If you listen to rap music as closely as it deserves to be listened to, you probably remember when you first heard Goonew — just not exactly when. The 24-year-old Maryland rapper had a gift for smearing time, phrasing his rhymes slightly in front of the beat, making the present moment feel weightless and imprecise. It gave his music an enchanted atemporality, but for Goonew, it all felt perfectly natural. “That’s just how I rap,” he said in 2019. “I feel how I feel. It’s just regular.”

Obviously, “regular” for Goonew — who was shot in District Heights on Friday evening, his manager confirmed, and died hours later — wasn’t regular for the rest of us. He felt how he felt, putting his words where they needed to go, feeling the clock on his own terms, reminding us that there are multiple ways to experience this one-way push through life. As a rapper, he seemed to understand that time is not uniform, and he proved it with astonishing style, his nuanced flows becoming closely associated with the DMV, influencing rappers in neighboring Zip codes and overseas.

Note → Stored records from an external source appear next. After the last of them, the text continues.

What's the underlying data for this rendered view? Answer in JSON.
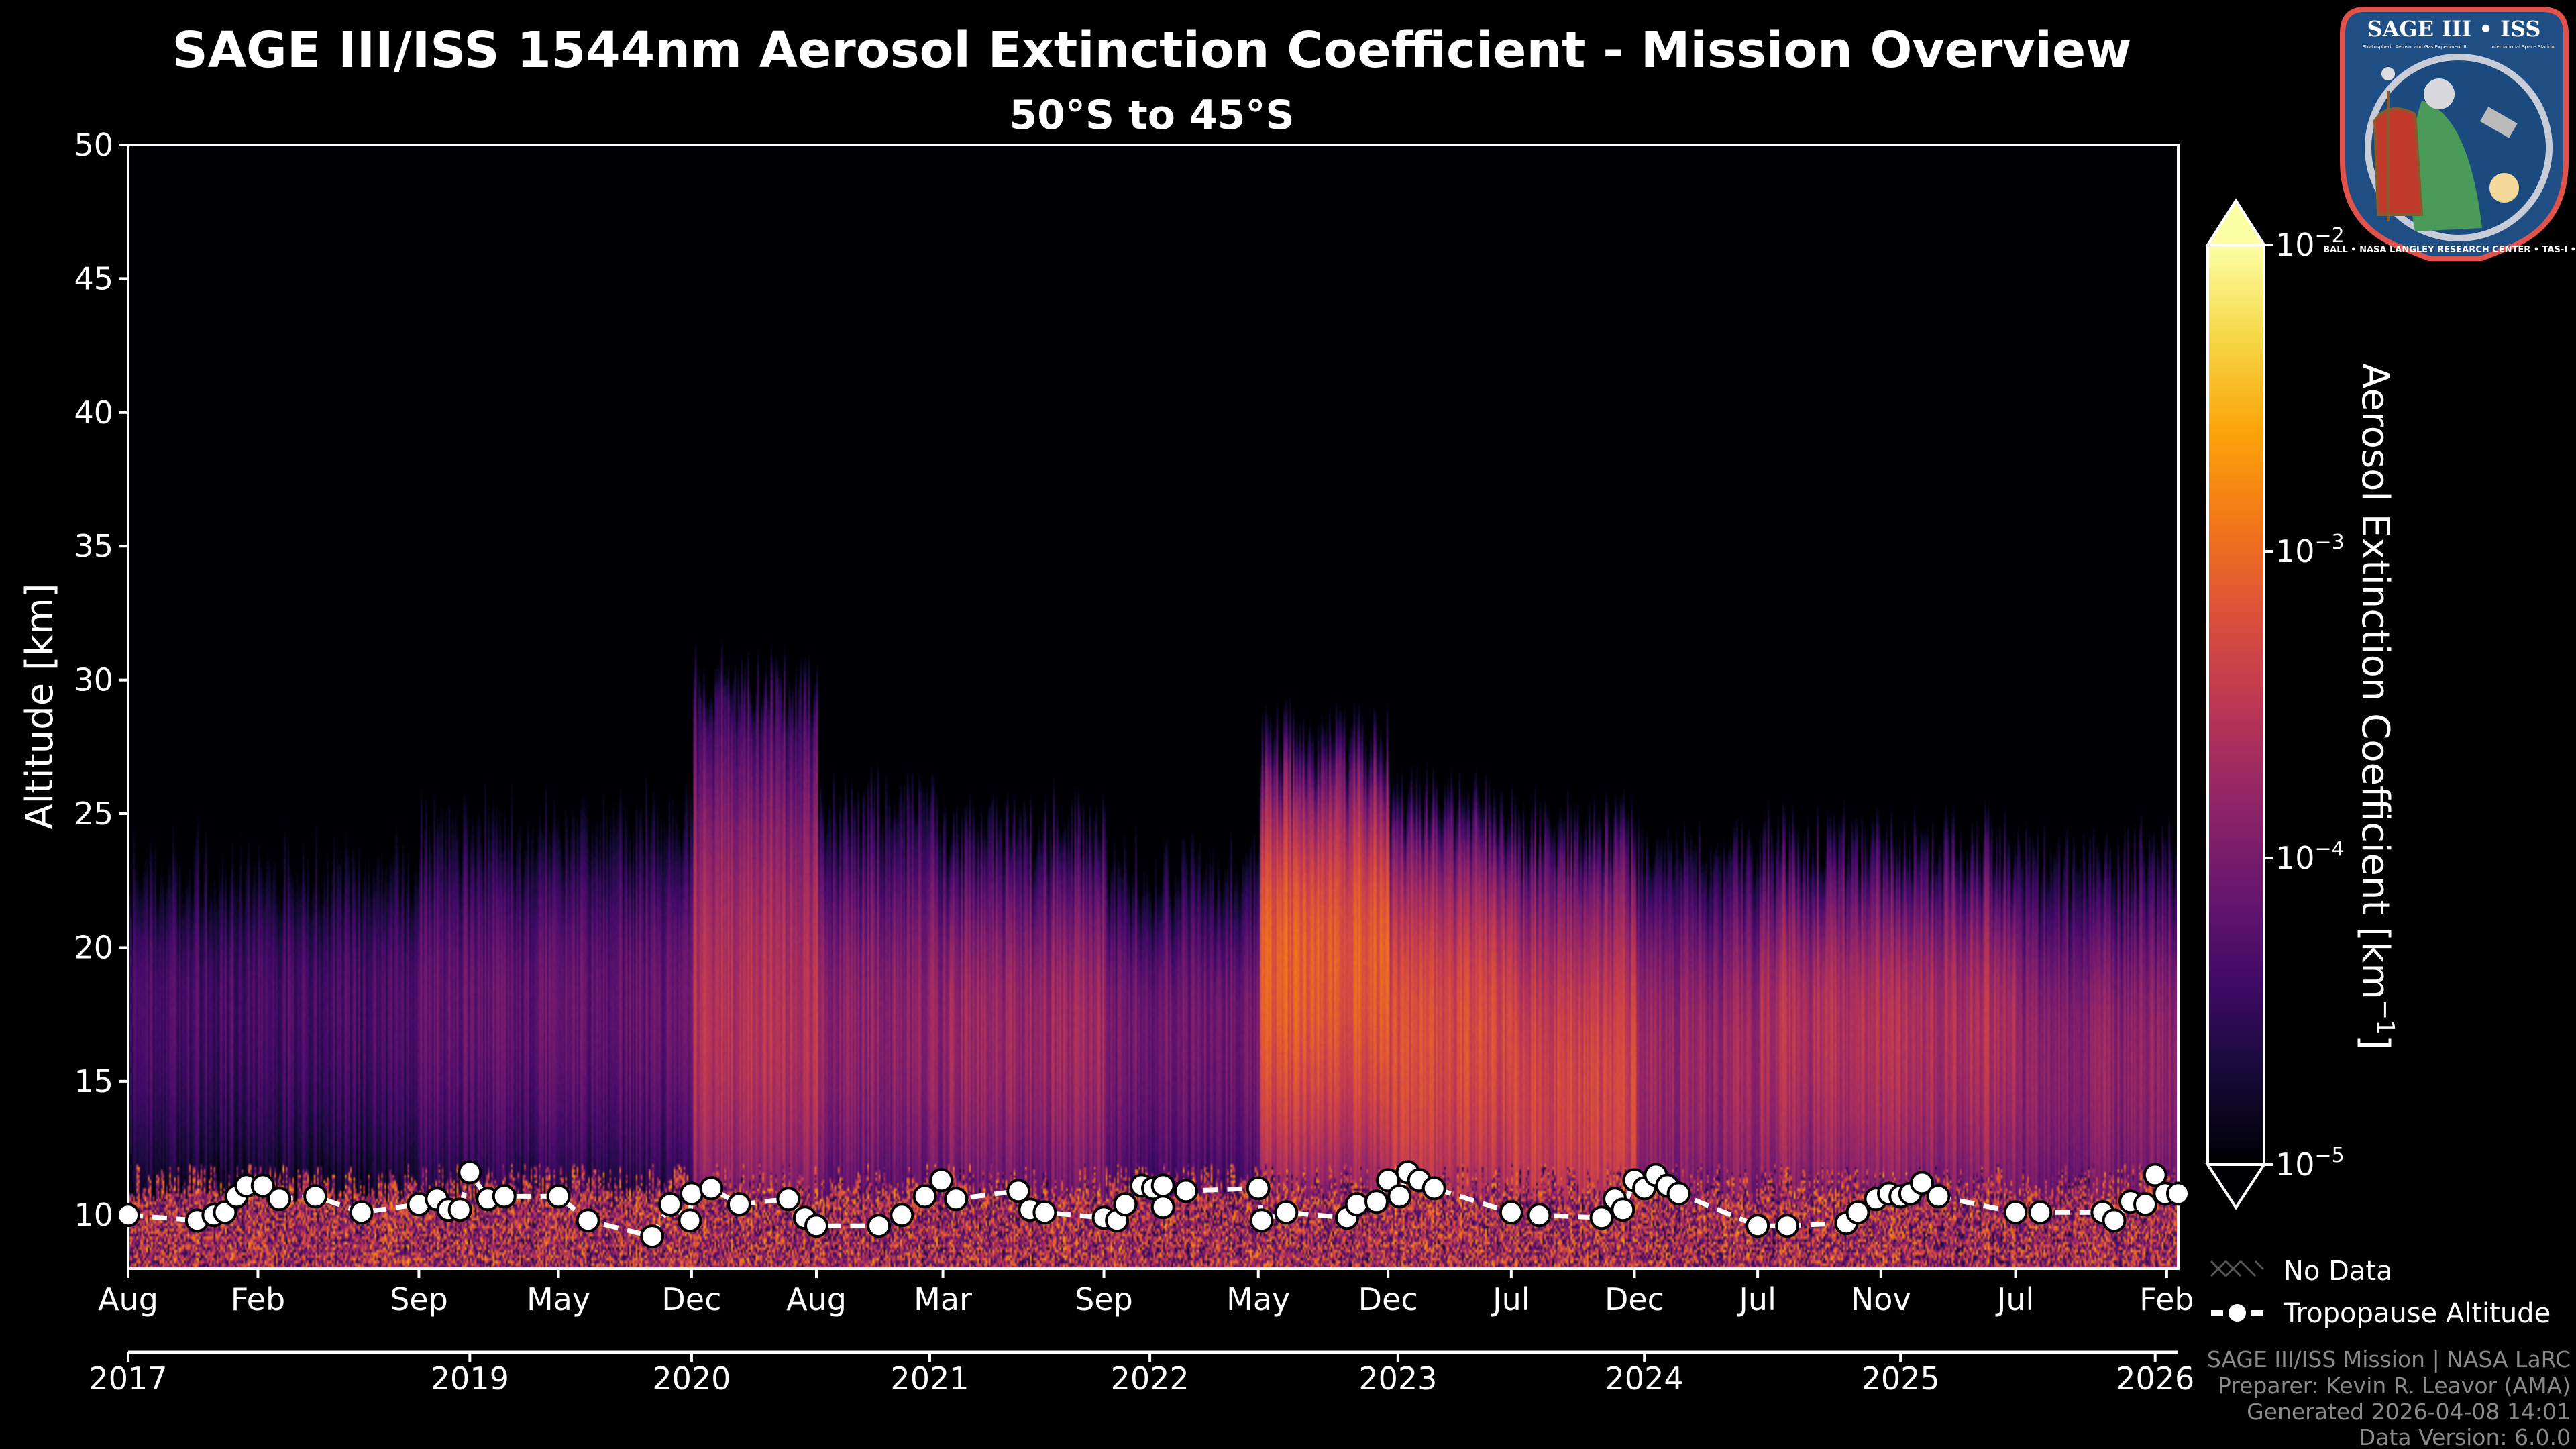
{
  "chart_data": {
    "type": "heatmap",
    "title": "SAGE III/ISS 1544nm Aerosol Extinction Coefficient - Mission Overview",
    "subtitle": "50°S to 45°S",
    "ylabel": "Altitude [km]",
    "ylim": [
      8,
      50
    ],
    "yticks": [
      "10",
      "15",
      "20",
      "25",
      "30",
      "35",
      "40",
      "45",
      "50"
    ],
    "xticks_month": [
      "Aug",
      "Feb",
      "Sep",
      "May",
      "Dec",
      "Aug",
      "Mar",
      "Sep",
      "May",
      "Dec",
      "Jul",
      "Dec",
      "Jul",
      "Nov",
      "Jul",
      "Feb"
    ],
    "xticks_year": [
      "2017",
      "2019",
      "2020",
      "2021",
      "2022",
      "2023",
      "2024",
      "2025",
      "2026"
    ],
    "colorbar": {
      "label": "Aerosol Extinction Coefficient [km",
      "label_exp": "−1",
      "label_close": "]",
      "scale": "log",
      "range": [
        1e-05,
        0.01
      ],
      "ticks": [
        {
          "base": "10",
          "exp": "−2",
          "log10": -2
        },
        {
          "base": "10",
          "exp": "−3",
          "log10": -3
        },
        {
          "base": "10",
          "exp": "−4",
          "log10": -4
        },
        {
          "base": "10",
          "exp": "−5",
          "log10": -5
        }
      ],
      "colormap": "inferno",
      "extend": "both"
    },
    "segments": [
      {
        "start_tick": 0,
        "end_tick": 2,
        "peak_log10": -4.35,
        "layer_top_km": 24,
        "layer_center_km": 18
      },
      {
        "start_tick": 2,
        "end_tick": 4,
        "peak_log10": -4.15,
        "layer_top_km": 25,
        "layer_center_km": 18
      },
      {
        "start_tick": 4,
        "end_tick": 5,
        "peak_log10": -3.55,
        "layer_top_km": 29,
        "layer_center_km": 17
      },
      {
        "start_tick": 5,
        "end_tick": 6,
        "peak_log10": -3.85,
        "layer_top_km": 25,
        "layer_center_km": 17
      },
      {
        "start_tick": 6,
        "end_tick": 7,
        "peak_log10": -3.75,
        "layer_top_km": 24,
        "layer_center_km": 17
      },
      {
        "start_tick": 7,
        "end_tick": 8,
        "peak_log10": -4.05,
        "layer_top_km": 23,
        "layer_center_km": 17
      },
      {
        "start_tick": 8,
        "end_tick": 9,
        "peak_log10": -3.1,
        "layer_top_km": 26,
        "layer_center_km": 19.5
      },
      {
        "start_tick": 9,
        "end_tick": 10,
        "peak_log10": -3.3,
        "layer_top_km": 24,
        "layer_center_km": 17
      },
      {
        "start_tick": 10,
        "end_tick": 11,
        "peak_log10": -3.35,
        "layer_top_km": 23,
        "layer_center_km": 15
      },
      {
        "start_tick": 11,
        "end_tick": 12,
        "peak_log10": -3.75,
        "layer_top_km": 23,
        "layer_center_km": 16
      },
      {
        "start_tick": 12,
        "end_tick": 14,
        "peak_log10": -3.6,
        "layer_top_km": 23,
        "layer_center_km": 17
      },
      {
        "start_tick": 14,
        "end_tick": 15,
        "peak_log10": -3.85,
        "layer_top_km": 23,
        "layer_center_km": 16
      }
    ],
    "tropopause": {
      "label": "Tropopause Altitude",
      "altitude_km": [
        10.0,
        9.8,
        10.0,
        10.1,
        10.7,
        11.1,
        11.1,
        10.6,
        10.7,
        10.1,
        10.4,
        10.6,
        10.2,
        10.2,
        11.6,
        10.6,
        10.7,
        10.7,
        9.8,
        9.2,
        10.4,
        9.8,
        10.8,
        11.0,
        10.4,
        10.6,
        9.9,
        9.6,
        9.6,
        10.0,
        10.7,
        11.3,
        10.6,
        10.9,
        10.2,
        10.1,
        9.9,
        9.8,
        10.4,
        11.1,
        11.0,
        11.1,
        10.3,
        10.9,
        11.0,
        9.8,
        10.1,
        9.9,
        10.4,
        10.5,
        11.3,
        10.7,
        11.6,
        11.3,
        11.0,
        10.1,
        10.0,
        9.9,
        10.6,
        10.2,
        11.3,
        11.0,
        11.5,
        11.1,
        10.8,
        9.6,
        9.6,
        9.7,
        10.1,
        10.6,
        10.8,
        10.7,
        10.8,
        11.2,
        10.7,
        10.1,
        10.1,
        10.1,
        9.8,
        10.5,
        10.4,
        11.5,
        10.8,
        10.8
      ]
    },
    "legend": {
      "no_data": "No Data",
      "tropopause": "Tropopause Altitude"
    }
  },
  "footer": [
    "SAGE III/ISS Mission | NASA LaRC",
    "Preparer: Kevin R. Leavor (AMA)",
    "Generated 2026-04-08 14:01",
    "Data Version: 6.0.0"
  ],
  "logo": {
    "title": "SAGE III • ISS",
    "left_sub": "Stratospheric Aerosol and Gas Experiment III",
    "right_sub": "International Space Station",
    "ring": "BALL • NASA LANGLEY RESEARCH CENTER • TAS-I • ESA"
  },
  "colors": {
    "background": "#000000",
    "tropopause": "#ffffff",
    "footer": "#8a8a8a",
    "logo_border": "#e0524a",
    "logo_fill": "#1f4e85"
  }
}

It all happened fast. Goonew claimed to have started rapping in 2017, and within a year he had become innovative and prolific, dropping a glut of songs across a series of albums — “Certified Goon,” “Beware of Goon,” “Homicide Boyz,” “Big 64,” “Goonrich Urkel” and more — that recounted a variety of nightmare scenarios with dreamlike cool. Saturated with mood, his verses depicted a world of menace and paranoia, but where mortality was somehow negotiable. On the eerie, curtain-raising title track of his outstanding 2019 album “Back From Hell,” he rapped with composure and dash, declaring that he had already “died twice.”

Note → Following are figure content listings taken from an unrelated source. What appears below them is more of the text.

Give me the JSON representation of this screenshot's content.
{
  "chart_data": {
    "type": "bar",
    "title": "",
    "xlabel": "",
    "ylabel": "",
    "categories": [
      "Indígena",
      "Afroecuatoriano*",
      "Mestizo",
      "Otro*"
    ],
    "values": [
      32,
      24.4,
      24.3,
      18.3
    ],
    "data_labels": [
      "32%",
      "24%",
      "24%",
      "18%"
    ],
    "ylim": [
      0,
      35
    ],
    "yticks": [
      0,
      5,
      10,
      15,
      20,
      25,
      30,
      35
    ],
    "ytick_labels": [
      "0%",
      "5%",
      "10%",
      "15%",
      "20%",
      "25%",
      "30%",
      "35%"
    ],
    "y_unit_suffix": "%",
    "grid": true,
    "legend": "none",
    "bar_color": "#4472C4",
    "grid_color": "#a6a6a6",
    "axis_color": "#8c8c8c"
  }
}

When we describe music as “timeless,” we’re usually talking about durability, suggesting that a particular song or sound transcends the fickle fashions of the day. Goonew made timeless music in a different way. It very much belonged to its moment, but what it did in that moment felt like a little metaphysical denial of time itself. Listen to how his syllables threaten to collide like a Beltway pileup during the intensifying crescendo of “Stain.” Listen to how he sounds like he’s talking over himself alongside Atlanta’s Lil Yachty and his go-to collaborator Lil Dude on “Homicide Boat.” Listen to him swap brags with Lil Gray on “Positive Goon,” his words as slippery as whispers, refusing to fully obey the rhythm’s consensus ticktock.

By making time feel different, Goonew made life feel different. He deserved more of both.

correction

An earlier version of this story misidentified one of Goonew's album titles. It is "Homicide Boyz," not "Homicide Boys."